If I was braver, I would quit my job and completely immerse myself in writing.
It’s not that I hate my job; I don’t. I rather like the people I work with and it gives me a chance to use my degree. In fact, I get paid to write, and that’s awesome, but it’s not what I want to write; they’re assignments. Sure, I have some freedom in deciding topics, and I usually learn something new and fascinating with each assignment, but there’s also a rigidity to it.
To be able to write what I want to write when I want to write it and have it pay would be amazing. To be able to pay my bills with this type of writing would be phenomenal. At the moment, with a full-time job and a family to take care of, I squeeze writing in when I can. It’s not a terrible way to live my life, I still get my writing done, but I’m curious what I would be capable of doing if writing for enjoyment was my sole focus.
If I was braver, I would travel more, get myself out to more of the world.
In addition to throwing myself completely into writing, I would also dedicate more time to promotion. I do what I can now, as my schedule permits, but I would love to be able to do so much more. I would love to share my ideas with more people, and I would love to be inspired by their ideas and thoughts. I love doing workshops and presentations and attending conferences, and if I had time, I would do more.
If I was braver, I would spend more time helping out my fellow writers.

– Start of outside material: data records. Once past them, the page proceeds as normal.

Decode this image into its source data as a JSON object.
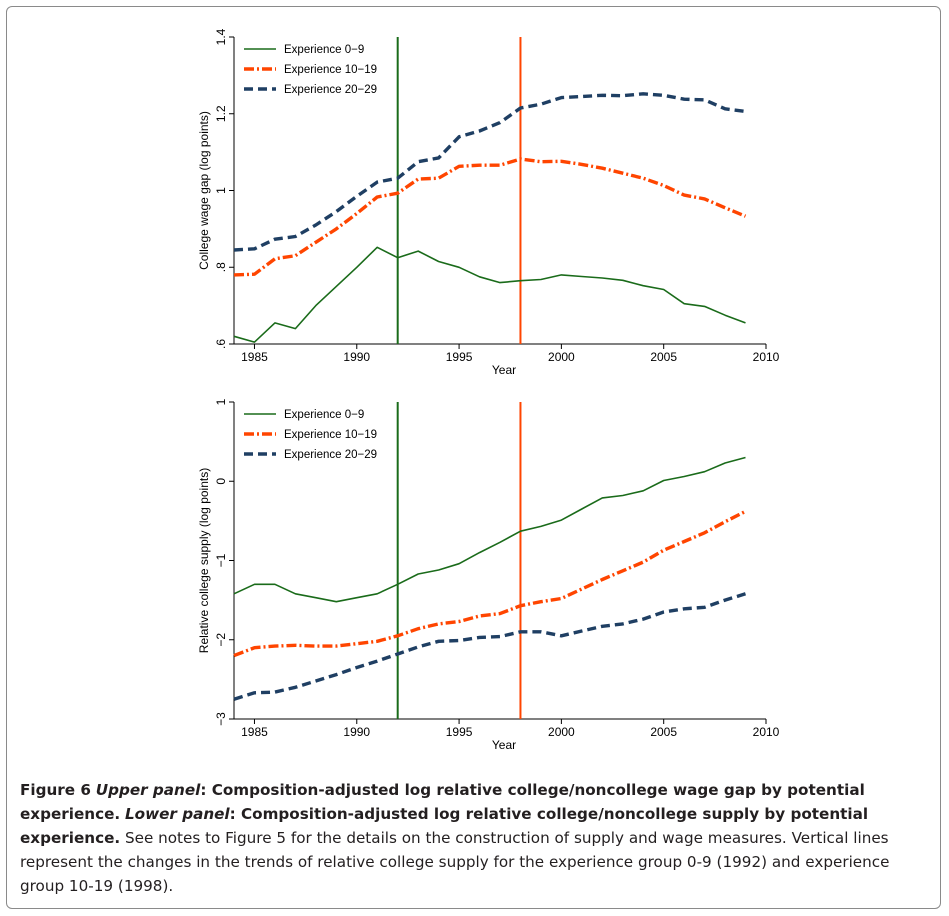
{
  "chart_data": [
    {
      "type": "line",
      "panel": "upper",
      "xlabel": "Year",
      "ylabel": "College wage gap (log points)",
      "xlim": [
        1984,
        2010
      ],
      "ylim": [
        0.6,
        1.4
      ],
      "xticks": [
        1985,
        1990,
        1995,
        2000,
        2005,
        2010
      ],
      "yticks": [
        0.6,
        0.8,
        1.0,
        1.2,
        1.4
      ],
      "ytick_labels": [
        ".6",
        ".8",
        "1",
        "1.2",
        "1.4"
      ],
      "vlines": [
        {
          "x": 1992,
          "color": "#1a6b1a"
        },
        {
          "x": 1998,
          "color": "#ff4500"
        }
      ],
      "legend_position": "top-left",
      "x": [
        1984,
        1985,
        1986,
        1987,
        1988,
        1989,
        1990,
        1991,
        1992,
        1993,
        1994,
        1995,
        1996,
        1997,
        1998,
        1999,
        2000,
        2001,
        2002,
        2003,
        2004,
        2005,
        2006,
        2007,
        2008,
        2009
      ],
      "series": [
        {
          "name": "Experience 0−9",
          "color": "#1a6b1a",
          "style": "solid",
          "values": [
            0.62,
            0.605,
            0.655,
            0.64,
            0.7,
            0.75,
            0.8,
            0.852,
            0.825,
            0.842,
            0.815,
            0.8,
            0.775,
            0.76,
            0.765,
            0.768,
            0.78,
            0.776,
            0.772,
            0.766,
            0.752,
            0.742,
            0.705,
            0.698,
            0.675,
            0.655
          ]
        },
        {
          "name": "Experience 10−19",
          "color": "#ff4500",
          "style": "dashdot",
          "values": [
            0.78,
            0.782,
            0.822,
            0.83,
            0.865,
            0.9,
            0.94,
            0.983,
            0.993,
            1.03,
            1.032,
            1.063,
            1.066,
            1.066,
            1.082,
            1.075,
            1.076,
            1.068,
            1.058,
            1.045,
            1.032,
            1.013,
            0.988,
            0.978,
            0.955,
            0.933
          ]
        },
        {
          "name": "Experience 20−29",
          "color": "#1f3f63",
          "style": "dash",
          "values": [
            0.845,
            0.848,
            0.873,
            0.88,
            0.91,
            0.945,
            0.985,
            1.022,
            1.032,
            1.075,
            1.085,
            1.14,
            1.155,
            1.177,
            1.215,
            1.225,
            1.242,
            1.245,
            1.248,
            1.247,
            1.252,
            1.248,
            1.238,
            1.236,
            1.213,
            1.206
          ]
        }
      ]
    },
    {
      "type": "line",
      "panel": "lower",
      "xlabel": "Year",
      "ylabel": "Relative college supply (log points)",
      "xlim": [
        1984,
        2010
      ],
      "ylim": [
        -3,
        1
      ],
      "xticks": [
        1985,
        1990,
        1995,
        2000,
        2005,
        2010
      ],
      "yticks": [
        -3,
        -2,
        -1,
        0,
        1
      ],
      "ytick_labels": [
        "−3",
        "−2",
        "−1",
        "0",
        "1"
      ],
      "vlines": [
        {
          "x": 1992,
          "color": "#1a6b1a"
        },
        {
          "x": 1998,
          "color": "#ff4500"
        }
      ],
      "legend_position": "top-left",
      "x": [
        1984,
        1985,
        1986,
        1987,
        1988,
        1989,
        1990,
        1991,
        1992,
        1993,
        1994,
        1995,
        1996,
        1997,
        1998,
        1999,
        2000,
        2001,
        2002,
        2003,
        2004,
        2005,
        2006,
        2007,
        2008,
        2009
      ],
      "series": [
        {
          "name": "Experience 0−9",
          "color": "#1a6b1a",
          "style": "solid",
          "values": [
            -1.42,
            -1.3,
            -1.3,
            -1.42,
            -1.47,
            -1.52,
            -1.47,
            -1.42,
            -1.3,
            -1.17,
            -1.12,
            -1.04,
            -0.9,
            -0.77,
            -0.63,
            -0.57,
            -0.49,
            -0.35,
            -0.21,
            -0.18,
            -0.12,
            0.01,
            0.06,
            0.12,
            0.23,
            0.3
          ]
        },
        {
          "name": "Experience 10−19",
          "color": "#ff4500",
          "style": "dashdot",
          "values": [
            -2.2,
            -2.1,
            -2.08,
            -2.07,
            -2.08,
            -2.08,
            -2.05,
            -2.02,
            -1.95,
            -1.86,
            -1.8,
            -1.77,
            -1.7,
            -1.67,
            -1.57,
            -1.52,
            -1.48,
            -1.36,
            -1.24,
            -1.13,
            -1.02,
            -0.87,
            -0.76,
            -0.65,
            -0.51,
            -0.38
          ]
        },
        {
          "name": "Experience 20−29",
          "color": "#1f3f63",
          "style": "dash",
          "values": [
            -2.75,
            -2.67,
            -2.66,
            -2.6,
            -2.52,
            -2.44,
            -2.35,
            -2.27,
            -2.18,
            -2.09,
            -2.02,
            -2.01,
            -1.97,
            -1.96,
            -1.9,
            -1.9,
            -1.95,
            -1.89,
            -1.83,
            -1.8,
            -1.74,
            -1.65,
            -1.61,
            -1.59,
            -1.5,
            -1.42
          ]
        }
      ]
    }
  ],
  "caption": {
    "figure_label": "Figure 6",
    "upper_label": "Upper panel",
    "upper_text": ": Composition-adjusted log relative college/noncollege wage gap by potential experience.",
    "lower_label": "Lower panel",
    "lower_text": ": Composition-adjusted log relative college/noncollege supply by potential experience.",
    "notes": "See notes to Figure 5 for the details on the construction of supply and wage measures. Vertical lines represent the changes in the trends of relative college supply for the experience group 0-9 (1992) and experience group 10-19 (1998)."
  }
}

I love editing. It’s part of my professional expertise. I love being able to help other writers make their stories better. I also love being able to read stories that the vast majority of the world hasn’t seen yet. It’s magical.
I read articles all the time about how great authors—Piers Anthony, Stephen King, and J.K. Rowling, to name a few—were willing and able to give up security to follow their dreams. I’ve read about their hardships and struggles and how they were on the verge of destitution before finally making it big, and I both envy them and question why they did it.
I’m too afraid to take that leap. I worry too much about what my kids won’t have if I give up my steady, paying job. It scares me to think we’d be living on the street and not in comfort, that we might not know where our next meal is coming from, and that stops me from taking that next step.
It frightens me to think that I will never reach the fame and notoriety that these other authors have achieved, and that it could be because I wasn’t willing to try. At the same time, I also think that the world is saturated with writers, and I am just one among many. How could I possibly hope to stand out? That thought stops me from trying.
I already make sacrifices to make achievements in my writing, and I know that it takes hard work and determination to achieve my dreams, but I always wonder what more I could accomplish if I gave up more.
I’ve been thinking a lot lately about what I would do with my life if I wasn’t so afraid, and the thoughts are both encouraging and distressing. I am nothing without my dreams, and those help keep me moving, but there comes a point when I have to be willing and able to do more. I have to continue to push my boundaries and try new things. I may not always be successful, but I can learn from the failure.
However, I have found that there are only so many boundaries I’m willing to push. I absolutely use my fear as an excuse, and I will continue to do so. I may never find my bravery, and that scares me too.